When we set out to create a digital comic book-inspired, sci-fi soft skills learning experience and gamification for our partner’s three-year technical training program, the promise of generative AI was alluring: rapid content creation, lower production costs, and unlimited creative possibilities. The reality? More nuanced… but entirely achievable.
The Workflow in Brief
(Video demo below: See how our AI-assisted production pipeline brought this sci-fi soft skills world to life.)
▶ Watch the Demo
Our production pipeline followed these stages:
- Story & Prompt Generation → ChatGPT created the narrative, character descriptions, and scene prompts for images and video
- Visual Creation & Editing → Freepik’s AI suite generated and retouched images
- Video Generation → Freepik and Kling.ai produced video from starting frames
- Audio Integration → Layered in voiceover, lip sync, and generated background music
- Assembly & Publishing → Brought everything together in Storyline and published
Simple on paper… more complex in execution.
What We Learned the Hard Way
Perhaps our biggest workflow revelation: story consistency lives or dies in a single conversation thread. Initially, we attempted to generate story chunks across multiple ChatGPT sessions. The result? Tonal whiplash and endless continuity issues, like previously unheard-of characters suddenly replacing a different main character, and even more confounding head scratchers — all courtesy of AI’s inherent randomness. Starting with our critical story parameters, values, and main events outline, keeping the entire narrative development within one extended conversation dramatically improved consistency and character voice.
The visual generation presented its own challenges. “AI face” is real — especially prevalent in female characters, where we battled an uncanny sameness across different supposed individuals. Multiple characters in a single scene often looked like siblings, regardless of our prompts. Custom-trained character LoRAs on small datasets locked characters into repetitive facial expressions and clothing choices, fighting our detailed prompt specifications at every turn.
Then there were the notorious AI artifacts: the occasional “creepypasta” moment (unsettling distortions that shouldn’t exist), persistent hand anatomy issues, and lip-sync problems that multiplied with each additional character in a scene. Each required a producer’s touch — from quick retouching to complete regeneration, with the occasional moment of staring at a seven-fingered hand wondering where it all went wrong. If you still think AI is going to take all our jobs, I challenge you to generate a video of a man juggling.
Lessons From Building Our Tool Stack
We evaluated several platforms across different production needs:
Voice & Audio
- ElevenLabs delivered emotive character intonations that brought scenarios to life, with its voice changer tool allowing us to record the level of feeling we wanted in a line and apply to any character voice.
- Soundraw.io generated a playlist of background music that enhanced the narrative atmosphere.
Image Generation & Editing
- Freepik’s AI suite produced the strongest results for image creation, editing and retouching.
- Adobe Suite’s Firefly yielded less consistent and lower quality outcomes in comparison, despite being the media industry behemoth it is.
- Custom character LoRAs added some consistency, though imperfectly, highlighting the importance of training with a broad data set that includes a range of facial expressions and clothing styles.
- ChatGPT’s DALL-E proved valuable for extending an icon set purchased from Adobe Stock — with careful prompting to maintain stylistic elements, it successfully generated additional icons matching the original set’s aesthetic.
Video Generation
- Kling.ai offered the most robust video generation capabilities, with extensive customization options and multiple models to explore.

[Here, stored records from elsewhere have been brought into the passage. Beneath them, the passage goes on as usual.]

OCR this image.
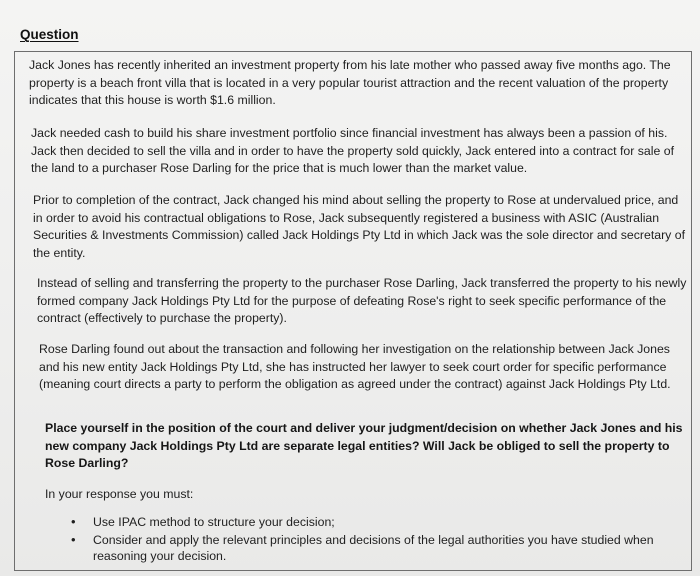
Question

Jack Jones has recently inherited an investment property from his late mother who passed away five months ago. The property is a beach front villa that is located in a very popular tourist attraction and the recent valuation of the property indicates that this house is worth $1.6 million.

Jack needed cash to build his share investment portfolio since financial investment has always been a passion of his. Jack then decided to sell the villa and in order to have the property sold quickly, Jack entered into a contract for sale of the land to a purchaser Rose Darling for the price that is much lower than the market value.

Prior to completion of the contract, Jack changed his mind about selling the property to Rose at undervalued price, and in order to avoid his contractual obligations to Rose, Jack subsequently registered a business with ASIC (Australian Securities & Investments Commission) called Jack Holdings Pty Ltd in which Jack was the sole director and secretary of the entity.

Instead of selling and transferring the property to the purchaser Rose Darling, Jack transferred the property to his newly formed company Jack Holdings Pty Ltd for the purpose of defeating Rose's right to seek specific performance of the contract (effectively to purchase the property).

Rose Darling found out about the transaction and following her investigation on the relationship between Jack Jones and his new entity Jack Holdings Pty Ltd, she has instructed her lawyer to seek court order for specific performance (meaning court directs a party to perform the obligation as agreed under the contract) against Jack Holdings Pty Ltd.

Place yourself in the position of the court and deliver your judgment/decision on whether Jack Jones and his new company Jack Holdings Pty Ltd are separate legal entities? Will Jack be obliged to sell the property to Rose Darling?

In your response you must:

• Use IPAC method to structure your decision;
• Consider and apply the relevant principles and decisions of the legal authorities you have studied when reasoning your decision.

- Freepik also offered video capabilities alongside its image tools, which allowed for a more streamlined production approach.
Conversation Simulation
- HeyGen’s dual avatar feature seemed promising for realistic dialogue but felt robotic and landed in uncanny valley territory — too distracting for conversational scenario-based training requiring any sense of realism.
Each tool excelled in its lane, but none were set-and-forget solutions. Success required understanding each platform’s strengths and limitations.
Real Talk on AI Production
Here’s what the headlines miss: AI doesn’t automate content creation, it transforms it. Recent discussions about “AI slop” flooding the internet aren’t unfounded. Without constant producer oversight, quality deteriorates fast. Every generated asset required evaluation, many needed revision, and some demanded outright rejection and regeneration.
But here’s the upside: with the right tools, a thoughtful workflow, and a producer’s critical eye, we created engaging scenario-based training that would have been financially prohibitive through traditional production methods. Our budget constraints would have relegated us to text-based scenarios or static slideshows. Instead, learners experienced cinematic storytelling that bridged soft skills gaps through immersive narrative.
What does this require? Time. Human oversight and decision-making. Critical thinking skills. This isn’t “input one prompt and BAM — Here’s your scenario-based training.” It’s iterative, requires creative problem-solving, and demands someone who understands both the learning objectives and the technology’s limitations.
For L&D professionals exploring simulated conversations and story-based learning: AI tools are ready. They’re powerful. But they’re collaborators, not replacements. Budget accordingly — not just financially, but in terms of production time and human expertise. These tools expand what’s possible on constrained budgets, they just don’t do it on autopilot.